Government funding, corporate sponsorship and community donations to Australian Paralympians since the early 1990’s have increased significantly and therefore these athletes have been given more opportunities to train in high-performance facilities, obtain sports scholarships with quality coaching and funding to compete in Australia and overseas competitions. 

Financial support is still below that provided to Olympic athletes but the gap is closing. Recently the ACT Government donated equal funding of $200,000 to Australian Olympic and Paralympic Rio Campaign. Sue Powell, cycling gold medallist at the London Paralympics, commented “At times in the past you feel like a poor cousin of Olympic athletes, but to be on equal footing is amazing. 

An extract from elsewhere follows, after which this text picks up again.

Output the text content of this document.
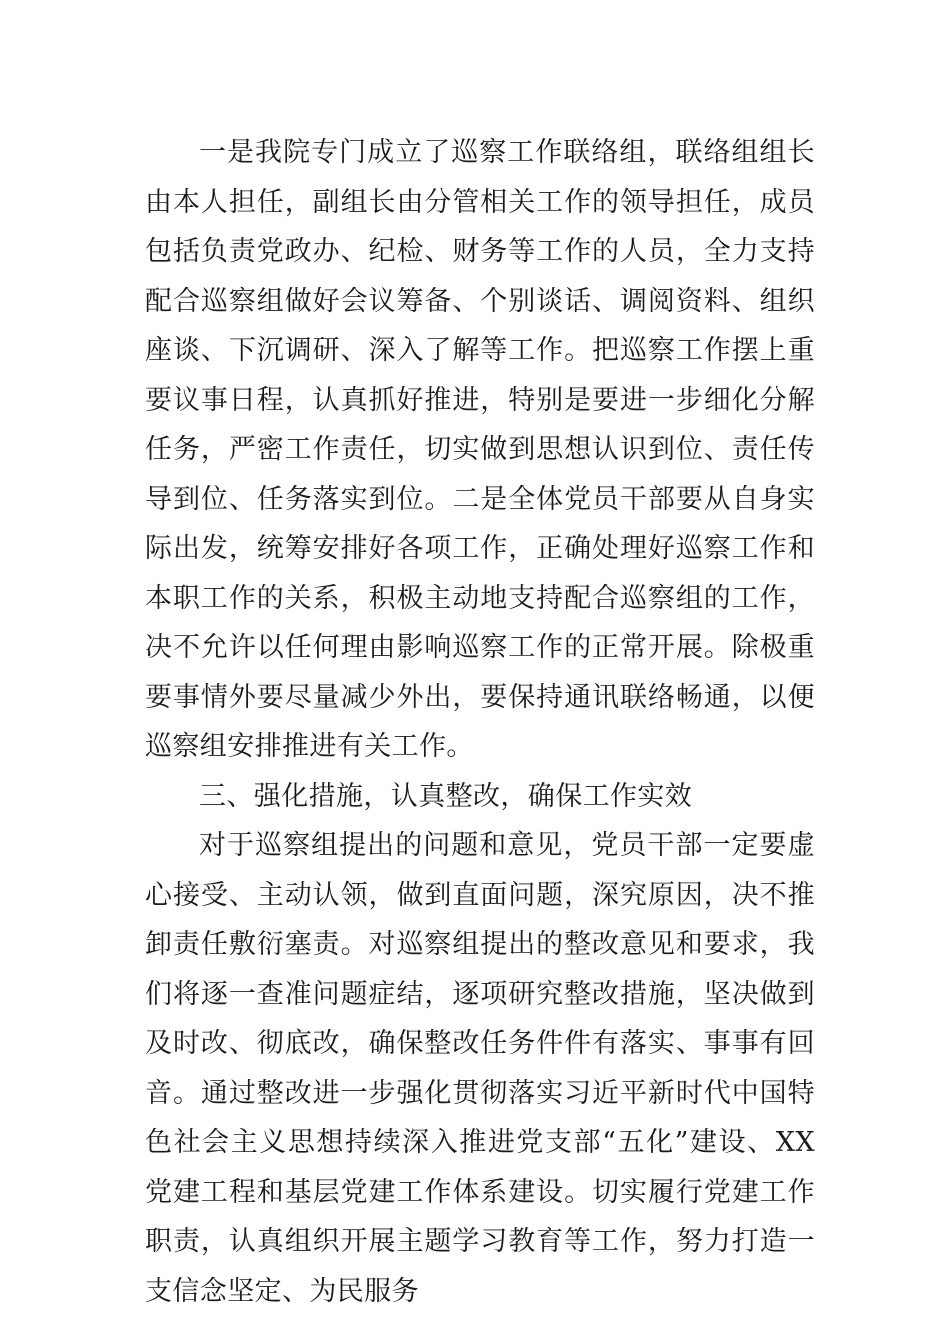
一是我院专门成立了巡察工作联络组，联络组组长由本人担任，副组长由分管相关工作的领导担任，成员包括负责党政办、纪检、财务等工作的人员，全力支持配合巡察组做好会议筹备、个别谈话、调阅资料、组织座谈、下沉调研、深入了解等工作。把巡察工作摆上重要议事日程，认真抓好推进，特别是要进一步细化分解任务，严密工作责任，切实做到思想认识到位、责任传导到位、任务落实到位。二是全体党员干部要从自身实际出发，统筹安排好各项工作，正确处理好巡察工作和本职工作的关系，积极主动地支持配合巡察组的工作，决不允许以任何理由影响巡察工作的正常开展。除极重要事情外要尽量减少外出，要保持通讯联络畅通，以便巡察组安排推进有关工作。

三、强化措施，认真整改，确保工作实效

对于巡察组提出的问题和意见，党员干部一定要虚心接受、主动认领，做到直面问题，深究原因，决不推卸责任敷衍塞责。对巡察组提出的整改意见和要求，我们将逐一查准问题症结，逐项研究整改措施，坚决做到及时改、彻底改，确保整改任务件件有落实、事事有回音。通过整改进一步强化贯彻落实习近平新时代中国特色社会主义思想持续深入推进党支部“五化”建设、XX党建工程和基层党建工作体系建设。切实履行党建工作职责，认真组织开展主题学习教育等工作，努力打造一支信念坚定、为民服务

In the past four years, the support for the Paralympic team has increased, and we don’t put any less time in because it’s a Paralympics. Our dedication and our training regime is the same, but chances for sponsorship isn’t the same. So this is just the support.” Australians can now see how their investment is helping Paralympic athletes achieve their sporting goals and the same will happen with the NDIS. 

I think the Australian Paralympic Team has a strong case for being the ‘most loved’ sporting Australian team as it continues to demonstrate what is good about sport – dedication, overcoming adversity, inspiring others, teamwork and inclusiveness. The Australian community and the NDIS can well look to the Paralympic movement to see the benefits of how funding and services can improve the lives of those with a disability.